To be sure, Biden is something of an unlikely president. After flopping on the campaign trail in the 1988 election cycle, thanks in large part to plagiarizing from a speech by a British political leader, Biden won a prize that eluded better positioned Democrats: Gary Hart, Al Gore, Richard Gephardt, Mike Dukakis, John Kerry, Bob Kerrey, John Edwards, Hillary Clinton, Elizabeth Warren and others. When Obama turned to Clinton in 2016, it looked like Biden was done.
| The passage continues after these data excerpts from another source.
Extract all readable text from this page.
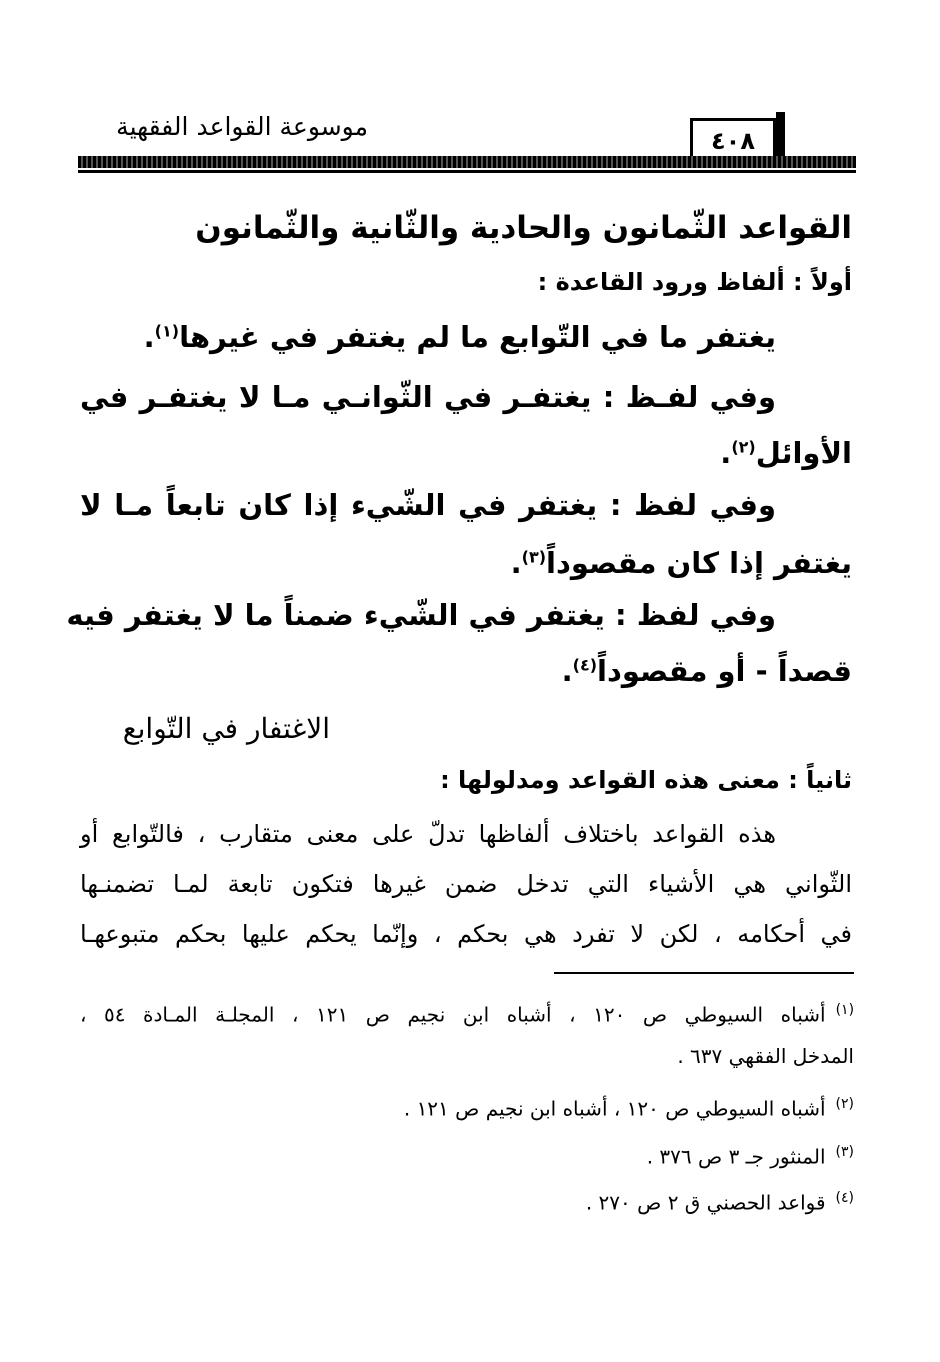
موسوعة القواعد الفقهية	٤٠٨
القواعد الثّمانون والحادية والثّانية والثّمانون
أولاً : ألفاظ ورود القاعدة :
يغتفر ما في التّوابع ما لم يغتفر في غيرها$^{(١)}$.
وفي لفـظ : يغتفـر في الثّوانـي مـا لا يغتفـر في
الأوائل$^{(٢)}$.
وفي لفظ : يغتفر في الشّيء إذا كان تابعاً مـا لا
يغتفر إذا كان مقصوداً$^{(٣)}$.
وفي لفظ : يغتفر في الشّيء ضمناً ما لا يغتفر فيه
قصداً - أو مقصوداً$^{(٤)}$.
الاغتفار في التّوابع
ثانياً : معنى هذه القواعد ومدلولها :
هذه القواعد باختلاف ألفاظها تدلّ على معنى متقارب ، فالتّوابع أو
الثّواني هي الأشياء التي تدخل ضمن غيرها فتكون تابعة لمـا تضمنـها
في أحكامه ، لكن لا تفرد هي بحكم ، وإنّما يحكم عليها بحكم متبوعهـا
$^{(١)}$أشباه السيوطي ص ١٢٠ ، أشباه ابن نجيم ص ١٢١ ، المجلـة المـادة ٥٤ ،
المدخل الفقهي ٦٣٧ .
$^{(٢)}$أشباه السيوطي ص ١٢٠ ، أشباه ابن نجيم ص ١٢١ .
$^{(٣)}$المنثور جـ ٣ ص ٣٧٦ .
$^{(٤)}$قواعد الحصني ق ٢ ص ٢٧٠ .
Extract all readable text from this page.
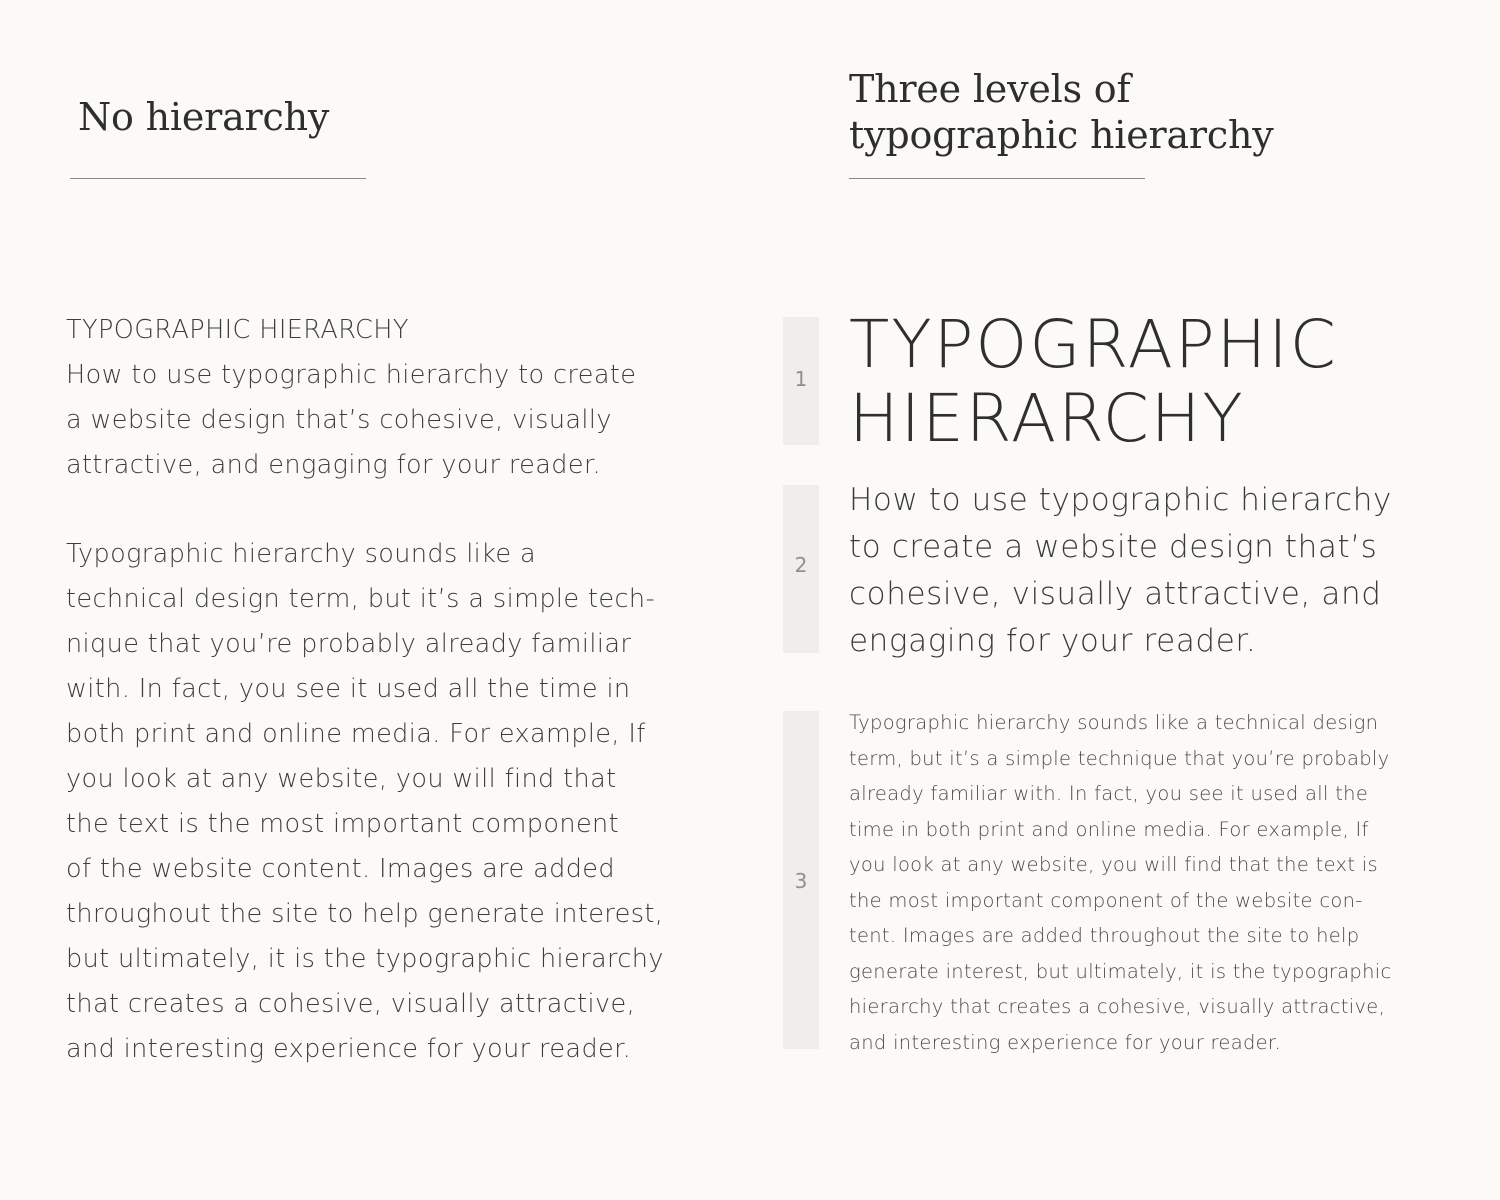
No hierarchy
TYPOGRAPHIC HIERARCHY
How to use typographic hierarchy to create
a website design that’s cohesive, visually
attractive, and engaging for your reader.
Typographic hierarchy sounds like a
technical design term, but it’s a simple tech-
nique that you’re probably already familiar
with. In fact, you see it used all the time in
both print and online media. For example, If
you look at any website, you will find that
the text is the most important component
of the website content. Images are added
throughout the site to help generate interest,
but ultimately, it is the typographic hierarchy
that creates a cohesive, visually attractive,
and interesting experience for your reader.
Three levels of
typographic hierarchy
1 TYPOGRAPHIC
HIERARCHY
2
How to use typographic hierarchy
to create a website design that’s
cohesive, visually attractive, and
engaging for your reader.
3
Typographic hierarchy sounds like a technical design
term, but it’s a simple technique that you’re probably
already familiar with. In fact, you see it used all the
time in both print and online media. For example, If
you look at any website, you will find that the text is
the most important component of the website con-
tent. Images are added throughout the site to help
generate interest, but ultimately, it is the typographic
hierarchy that creates a cohesive, visually attractive,
and interesting experience for your reader.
But the contrast with Trump helped revive Biden’s fortunes which were further aided by his primary rivals failing to click. Like Trump, Biden wiped out a crowded field of mostly younger primary opponents and, just like the outgoing president, took advantage of his opportunities. Hindered by the economy crashing during the pandemic, Trump’s team never quite knew how to paint Biden, often trying to portray him in the mold of Warren or Bernie Sanders. It simply did not work as the pandemic continued, the death count rose and Trump seemed to have no answers. The GOP’s effort to make Hunter Biden’s ethical problems the center of the campaign, capped by Trump’s overly aggressive and downright obnoxious performance in the first debate, also flopped. While the race was closer than the polls showed and Trump and his supporters will continue to insist it was stolen, when the smoke cleared, Biden won. After the Senate losses in Georgia and his supporters attacking the Capitol, the public are showing signs of getting fed up with Trump’s continued complaints about the election, especially with the pandemic and the economy ranking as far more important concerns. All of this helps Biden in his effort to portray himself as a steady hand to take the wheel–something which Buchanan also portrayed himself as after the failed presidency of Franklin Pierce.
Lefty Gomez, a Hall of Fame pitcher who won five World Series championships with the Yankees, is probably more famous these days for saying “I’d rather be lucky than good” than his excellent career on the mound. Gomez was clearly onto something and Biden has been more lucky than good in recent years as Trump, Warren, Sanders, Mike Bloomberg and other rivals blew up. Whether that luck holds will determine much of Biden’s fate over the next four years.